Basketball is a terrific sport both to watch and play, but for kindergarteners and first-graders, it can be a little overwhelming. The same goes for dads starting out their coaching career! My boys and I just finished our first season. We had fun and they learned a little basketball along the way too! Here are some things we did that worked for us.
Coaching is, first and foremost, about teaching. Just as important when coaching little kids is keeping it fun. I kept those thoughts foremost, even with warm-ups. Little kids are amazingly flexible already, so we just did a few simple exercises to get the blood flowing, usually about 5-7 minutes. Jumping jacks, toe touches, arm circles, overhead arm stretches, and then a coach-led, zig-zag jog around the court with lots of changes of directions to include trying to catch the tail (last person).
To simplify, we started with single skills: dribbling, passing, shooting, defense. We stressed ambidexterity in all the drills, especially dribbling. Starting with straight-line dribbles (down with the right hand, back with the left), we progressed to zig-zags (which helps to naturally teach the crossover dribble), and then with someone playing defense against them as they brought the ball up the floor.
Knowing there would be enough mashed noses from rebounds and batted balls, we only taught bounce passes. We used two-handed bounce passes from the chest and the step-around one-handed push bounce pass.
Our league had 9′ rims, but even that was a stretch for some of our guys. We just didn’t emphasize shooting that much. They pretty much chucked it up there however they could.
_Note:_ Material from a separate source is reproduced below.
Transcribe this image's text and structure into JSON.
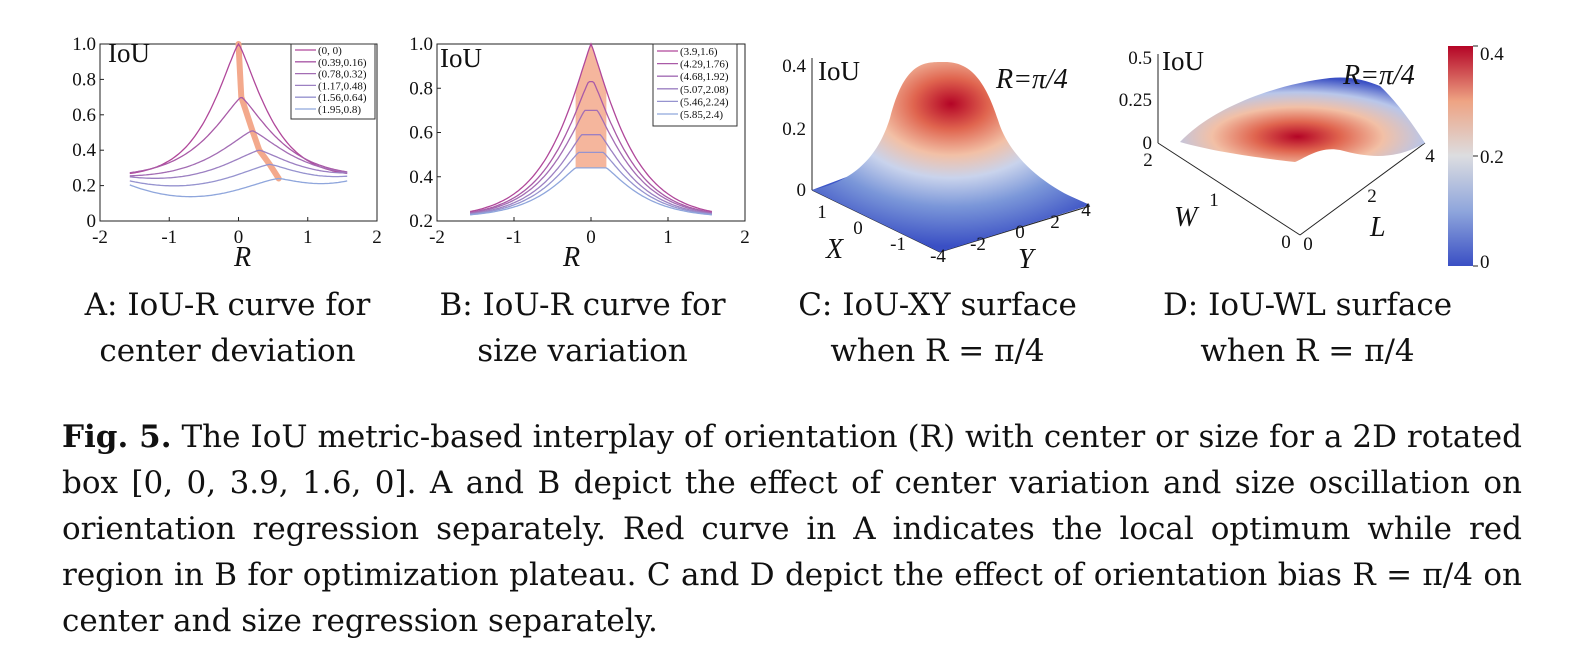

After 3-4 practices, we started combining two of the skills. Dribble-dribble-shoot was our version of two-lane layups. The player would take two dribbles to the hoop, jump-stop, and shoot. Or we’d have one player pass it to another who would turn and shoot. Again, only combining two things at a time (dribbling/shooting, catching/shooting). This last one was a nice drill because it started working the kids with one another, another key point. With the coach always doing the passing, it isn’t realistic.
Defense was pretty much a free-for-all. We played man-to-man and the kids would chase their “man” all over the court, sometimes even when they were supposed to be on offense!
It was a great experience and I’m already looking forward to next year. If you don’t make it fun, you won’t keep their attention. But as the coach, you need to make sure they learn a little basketball too. It can be frustrating, but when you see your little guys dribble, make a pass to a shooter who turns, shoots, and scores? It’s awesome!